Transparent Motion Perception as Detection of Unbalanced Motion Signals III: Modeling

Ning Qian, Richard A. Andersen and Edward H. Adelson

Published in
Journal of Neuroscience, vol. 14, pp. 7381-7392 (1994).
In the preceding two companion articles we studied the conditions under which transparent motion perception occurs through psychophysical experiments, and investigated the underlining neural mechanisms through physiological recordings. The main finding of our perceptual experiments was that whenever a display has finely balanced motion signals in all local areas, it is perceptually nontransparent, and that transparent displays always contain motion signals in different directions that are either spatially unbalanced, or unbalanced in their disparity or spatial frequency contents. In the physiological experiments, we found two stages in the processing of transparent stimuli. The first stage is located primarily in area V1. At this stage motion measurements are made and V1 cells respond well to both the balanced, nontransparent stimuli and the unbalanced, perceptually transparent stimuli. The second stage is located primarily in area MT. MT cells show strong suppression between opposite directions of motion. The suppression for the unbalanced, transparent stimuli is significantly less than that for the balanced, nontransparent stimuli. Therefore, the activity in the second, MT stage correlates better with the perception of motion transparency than the first, V1 stage, which does not distinguish reliably between transparent and nontransparent motion.
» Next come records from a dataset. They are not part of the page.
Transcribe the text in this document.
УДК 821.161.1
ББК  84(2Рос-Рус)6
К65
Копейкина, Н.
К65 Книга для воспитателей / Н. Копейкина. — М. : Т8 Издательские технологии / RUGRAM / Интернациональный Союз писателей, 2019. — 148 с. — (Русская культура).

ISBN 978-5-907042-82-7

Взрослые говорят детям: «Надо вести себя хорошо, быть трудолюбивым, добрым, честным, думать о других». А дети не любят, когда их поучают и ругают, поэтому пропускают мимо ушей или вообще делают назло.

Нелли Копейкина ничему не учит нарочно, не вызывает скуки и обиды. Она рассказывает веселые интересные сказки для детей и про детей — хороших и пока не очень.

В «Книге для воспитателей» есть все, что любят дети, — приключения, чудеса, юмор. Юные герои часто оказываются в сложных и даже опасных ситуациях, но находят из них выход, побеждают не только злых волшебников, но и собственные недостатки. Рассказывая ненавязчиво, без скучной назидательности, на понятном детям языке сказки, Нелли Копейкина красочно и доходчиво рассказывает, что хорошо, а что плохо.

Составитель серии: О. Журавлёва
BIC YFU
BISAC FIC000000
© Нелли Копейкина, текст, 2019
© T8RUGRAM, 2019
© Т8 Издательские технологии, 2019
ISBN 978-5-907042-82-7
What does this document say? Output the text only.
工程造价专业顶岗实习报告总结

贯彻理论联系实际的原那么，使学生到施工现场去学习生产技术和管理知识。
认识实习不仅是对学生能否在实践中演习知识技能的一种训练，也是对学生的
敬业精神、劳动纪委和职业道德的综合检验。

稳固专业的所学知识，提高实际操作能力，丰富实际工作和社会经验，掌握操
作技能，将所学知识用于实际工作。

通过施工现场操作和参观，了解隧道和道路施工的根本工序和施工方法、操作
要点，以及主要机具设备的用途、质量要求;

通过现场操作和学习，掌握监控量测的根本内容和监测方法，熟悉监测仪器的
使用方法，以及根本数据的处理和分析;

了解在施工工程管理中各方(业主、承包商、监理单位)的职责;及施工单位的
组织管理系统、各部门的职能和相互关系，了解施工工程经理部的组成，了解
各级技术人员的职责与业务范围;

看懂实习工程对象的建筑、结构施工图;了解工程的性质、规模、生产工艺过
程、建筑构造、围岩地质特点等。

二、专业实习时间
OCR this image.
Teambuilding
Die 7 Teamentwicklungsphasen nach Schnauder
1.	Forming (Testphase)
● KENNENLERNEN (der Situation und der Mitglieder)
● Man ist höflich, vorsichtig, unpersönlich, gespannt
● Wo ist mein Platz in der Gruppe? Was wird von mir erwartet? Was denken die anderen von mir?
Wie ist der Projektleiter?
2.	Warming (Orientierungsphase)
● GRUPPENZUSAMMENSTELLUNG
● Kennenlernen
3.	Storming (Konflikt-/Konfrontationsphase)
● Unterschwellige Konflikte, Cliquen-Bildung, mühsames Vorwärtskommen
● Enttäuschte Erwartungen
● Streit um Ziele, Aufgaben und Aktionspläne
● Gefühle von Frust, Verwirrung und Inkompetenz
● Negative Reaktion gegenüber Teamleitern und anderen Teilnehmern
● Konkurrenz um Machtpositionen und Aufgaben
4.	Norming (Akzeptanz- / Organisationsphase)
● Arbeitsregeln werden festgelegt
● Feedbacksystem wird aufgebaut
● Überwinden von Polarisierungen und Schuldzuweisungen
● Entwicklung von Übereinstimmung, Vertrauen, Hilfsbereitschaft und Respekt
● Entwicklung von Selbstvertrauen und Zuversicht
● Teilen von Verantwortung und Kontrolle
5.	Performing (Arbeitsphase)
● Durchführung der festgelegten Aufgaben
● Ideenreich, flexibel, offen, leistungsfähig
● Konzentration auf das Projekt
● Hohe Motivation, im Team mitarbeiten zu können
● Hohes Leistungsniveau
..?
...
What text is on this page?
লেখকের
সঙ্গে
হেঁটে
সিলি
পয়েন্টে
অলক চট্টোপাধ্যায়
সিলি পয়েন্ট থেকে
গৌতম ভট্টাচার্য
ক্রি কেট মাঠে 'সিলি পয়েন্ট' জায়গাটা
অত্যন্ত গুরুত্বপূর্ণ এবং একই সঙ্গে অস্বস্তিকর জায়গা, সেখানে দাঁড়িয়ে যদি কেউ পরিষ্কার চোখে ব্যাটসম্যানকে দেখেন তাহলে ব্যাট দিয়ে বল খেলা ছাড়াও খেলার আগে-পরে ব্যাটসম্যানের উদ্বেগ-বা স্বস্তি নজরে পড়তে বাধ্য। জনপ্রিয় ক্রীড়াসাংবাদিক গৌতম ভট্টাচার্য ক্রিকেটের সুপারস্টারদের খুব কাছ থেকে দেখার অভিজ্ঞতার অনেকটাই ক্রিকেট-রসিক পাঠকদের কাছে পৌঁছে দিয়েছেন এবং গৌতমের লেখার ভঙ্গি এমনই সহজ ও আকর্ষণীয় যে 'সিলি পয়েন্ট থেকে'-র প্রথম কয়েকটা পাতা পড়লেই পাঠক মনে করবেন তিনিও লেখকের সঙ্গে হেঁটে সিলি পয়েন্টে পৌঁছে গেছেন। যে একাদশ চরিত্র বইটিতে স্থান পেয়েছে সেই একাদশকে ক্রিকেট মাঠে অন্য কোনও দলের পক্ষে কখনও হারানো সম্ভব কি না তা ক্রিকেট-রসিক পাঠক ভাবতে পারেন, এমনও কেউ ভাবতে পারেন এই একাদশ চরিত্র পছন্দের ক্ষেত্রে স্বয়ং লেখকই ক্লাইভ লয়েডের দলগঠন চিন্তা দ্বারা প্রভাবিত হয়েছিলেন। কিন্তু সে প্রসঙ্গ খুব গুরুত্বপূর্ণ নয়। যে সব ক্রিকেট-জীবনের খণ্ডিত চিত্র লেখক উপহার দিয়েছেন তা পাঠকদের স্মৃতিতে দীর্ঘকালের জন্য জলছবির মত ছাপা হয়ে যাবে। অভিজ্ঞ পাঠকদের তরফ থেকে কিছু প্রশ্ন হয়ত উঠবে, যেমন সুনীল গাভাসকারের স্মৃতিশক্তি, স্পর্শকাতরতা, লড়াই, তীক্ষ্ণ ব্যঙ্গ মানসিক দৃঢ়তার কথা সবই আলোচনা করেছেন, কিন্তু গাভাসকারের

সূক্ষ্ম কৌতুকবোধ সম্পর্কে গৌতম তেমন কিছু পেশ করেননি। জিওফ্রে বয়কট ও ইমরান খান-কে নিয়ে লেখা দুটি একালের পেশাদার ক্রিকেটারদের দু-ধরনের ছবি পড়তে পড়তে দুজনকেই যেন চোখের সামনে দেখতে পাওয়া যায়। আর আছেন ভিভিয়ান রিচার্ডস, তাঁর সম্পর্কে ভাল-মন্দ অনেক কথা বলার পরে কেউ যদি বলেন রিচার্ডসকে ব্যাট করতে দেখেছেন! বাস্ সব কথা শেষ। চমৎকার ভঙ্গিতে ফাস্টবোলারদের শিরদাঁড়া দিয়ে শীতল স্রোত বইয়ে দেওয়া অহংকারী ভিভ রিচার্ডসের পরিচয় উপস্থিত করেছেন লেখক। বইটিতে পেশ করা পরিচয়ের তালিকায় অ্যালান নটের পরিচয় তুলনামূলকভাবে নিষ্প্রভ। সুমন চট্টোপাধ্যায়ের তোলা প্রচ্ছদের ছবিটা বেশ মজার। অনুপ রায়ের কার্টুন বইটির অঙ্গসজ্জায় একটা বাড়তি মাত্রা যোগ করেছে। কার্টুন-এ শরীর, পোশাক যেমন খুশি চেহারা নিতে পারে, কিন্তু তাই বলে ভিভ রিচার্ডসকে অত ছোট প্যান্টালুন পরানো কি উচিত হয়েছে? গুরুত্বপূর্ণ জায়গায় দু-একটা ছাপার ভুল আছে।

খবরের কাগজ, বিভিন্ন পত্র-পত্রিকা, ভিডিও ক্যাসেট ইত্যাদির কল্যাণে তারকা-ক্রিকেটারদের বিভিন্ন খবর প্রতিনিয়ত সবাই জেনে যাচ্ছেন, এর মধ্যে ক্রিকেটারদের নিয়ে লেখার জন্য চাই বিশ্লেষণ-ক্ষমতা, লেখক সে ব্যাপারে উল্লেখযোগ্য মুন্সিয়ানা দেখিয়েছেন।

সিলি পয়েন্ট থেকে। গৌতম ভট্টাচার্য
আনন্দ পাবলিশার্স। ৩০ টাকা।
The above experiments suggest a two-stage model of motion perception with a motion measurement stage in V1 and an opponent-direction suppression stage in area MT. In this article we explicitly test this model through analysis and computer simulations, and compare the response of the model to the perceptual and physiological results using the same balanced and unbalanced stimuli we used in the experiments. In the first stage of the computational model, motion energies in different spatial frequency and disparity ranges are extracted from each local region. Similar to V1, this stage does not distinguish between the balanced and unbalanced stimuli. In the subsequent stage motion energies of opposite directions but with same spatial frequency and disparity contents suppress each other using subtractive or divisive inhibition. This stage responds significantly better to the transparent stimuli than to the nontransparent ones, in agreement with MT activity.